Аналогично, в исследовании Вайсса и Брауна (Weiss & Brown, 1977) студентки университета при перечислении факторов, вызывавших ежедневное изменение их собственного настроения,'были не более точны, чем когда они строили предположения о факторах, повлиявших на настроение других женщин. Причем ни в отчетах о причинах собственного настроения, ни при перечислении причин, меняющих настроение у других, они не были особенно точны.
У людей всегда имеются теории о том, что влияет на их суждения и поведение, так же как у них всегда найдется теория по поводу социальных процессов любого рода. Именно эти теории, а не какое-либо интроспективное проникновение в ментальную деятельность являются, видимо, источником описаний, даваемых людьми факторам, влияющим на их суждения и поведение. Более того, легко продемонстрировать, что многие из этих теорий весьма безосновательны (Wilson & Stone, 1985).

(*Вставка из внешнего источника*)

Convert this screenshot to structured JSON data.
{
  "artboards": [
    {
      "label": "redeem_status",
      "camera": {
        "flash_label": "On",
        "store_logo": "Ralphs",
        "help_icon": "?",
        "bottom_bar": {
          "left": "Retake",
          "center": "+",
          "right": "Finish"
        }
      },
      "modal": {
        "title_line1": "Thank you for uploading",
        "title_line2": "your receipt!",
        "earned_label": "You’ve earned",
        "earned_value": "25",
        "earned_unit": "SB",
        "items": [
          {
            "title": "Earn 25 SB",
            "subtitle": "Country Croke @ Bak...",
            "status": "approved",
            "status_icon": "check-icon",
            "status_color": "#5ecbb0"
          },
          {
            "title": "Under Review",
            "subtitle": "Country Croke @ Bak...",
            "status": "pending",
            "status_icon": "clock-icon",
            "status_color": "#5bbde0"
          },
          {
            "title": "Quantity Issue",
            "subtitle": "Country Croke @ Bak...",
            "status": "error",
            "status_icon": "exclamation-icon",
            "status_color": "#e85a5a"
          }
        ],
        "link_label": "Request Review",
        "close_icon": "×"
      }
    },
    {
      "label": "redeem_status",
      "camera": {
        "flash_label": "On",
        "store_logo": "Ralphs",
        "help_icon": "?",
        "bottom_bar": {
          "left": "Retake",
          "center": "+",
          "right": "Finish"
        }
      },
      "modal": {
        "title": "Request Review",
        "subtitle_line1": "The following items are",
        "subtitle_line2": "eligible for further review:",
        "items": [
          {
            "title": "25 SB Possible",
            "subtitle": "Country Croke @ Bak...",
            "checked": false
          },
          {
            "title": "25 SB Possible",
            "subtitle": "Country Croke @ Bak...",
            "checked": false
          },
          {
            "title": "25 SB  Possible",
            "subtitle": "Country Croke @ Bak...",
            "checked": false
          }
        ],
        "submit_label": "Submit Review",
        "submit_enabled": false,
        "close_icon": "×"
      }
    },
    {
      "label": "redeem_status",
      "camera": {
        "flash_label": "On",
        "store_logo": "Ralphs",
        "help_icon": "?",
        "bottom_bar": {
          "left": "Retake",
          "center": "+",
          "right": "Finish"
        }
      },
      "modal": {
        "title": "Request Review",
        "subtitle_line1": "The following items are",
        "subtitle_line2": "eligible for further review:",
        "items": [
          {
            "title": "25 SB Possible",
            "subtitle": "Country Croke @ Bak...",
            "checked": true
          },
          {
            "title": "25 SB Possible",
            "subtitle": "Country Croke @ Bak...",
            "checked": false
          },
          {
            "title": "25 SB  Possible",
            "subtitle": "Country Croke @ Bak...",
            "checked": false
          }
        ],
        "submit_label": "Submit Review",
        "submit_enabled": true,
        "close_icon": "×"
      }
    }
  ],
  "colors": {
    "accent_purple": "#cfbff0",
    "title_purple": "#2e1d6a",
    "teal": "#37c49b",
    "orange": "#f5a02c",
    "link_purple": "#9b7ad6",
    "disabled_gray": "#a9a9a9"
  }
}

Обобщающий вывод о том, что мы имеем весьма ограниченный доступ к собственным когнитивным процессам, подводит нас, как мы увидим в следующем разделе, к основной проблеме данной главы. Хотя мы и осознаем некоторые процессы, связанные с субъективной интерпретацией (например, свои сознательные умозрительные рассуждения о причинах чужого поведения), другие подобные процессы так и остаются неосознанными. То, что кажется нам непосредственным восприятием стимула, зачастую оказывается в высокой степени опосредовано процессами субъективной интерпретации, протекающими вне поля зрения сознания. Похоже, что «мы зовем их тем, кто они есть», а не «тем, кем они нам кажутся».
Подобный недостаток осознания наших собственных интерпретационных процессов не позволяет нам увидеть возможность того, что кто-то другой, находящийся в ином положении, может дать тем же самым предметам иную интерпретацию. Когда мы обнаруживаем, что кто-то другой оценивает тот или иной стимул отличным от нас образом, мы сразу же спешим сделать вывод о его необычных диспозициях или сильной мотивации. Этих, часто ошибочных выводов можно было бы избежать, если бы мы осознавали важнейшую роль процессов субъективной интерпретации и присущую им изменчивость. Люди часто интерпретируют один и тот же предмет по-разному потому, что рассматривают его под разным углом зрения, а вовсе не потому, что коренным образом отличаются друг от друга.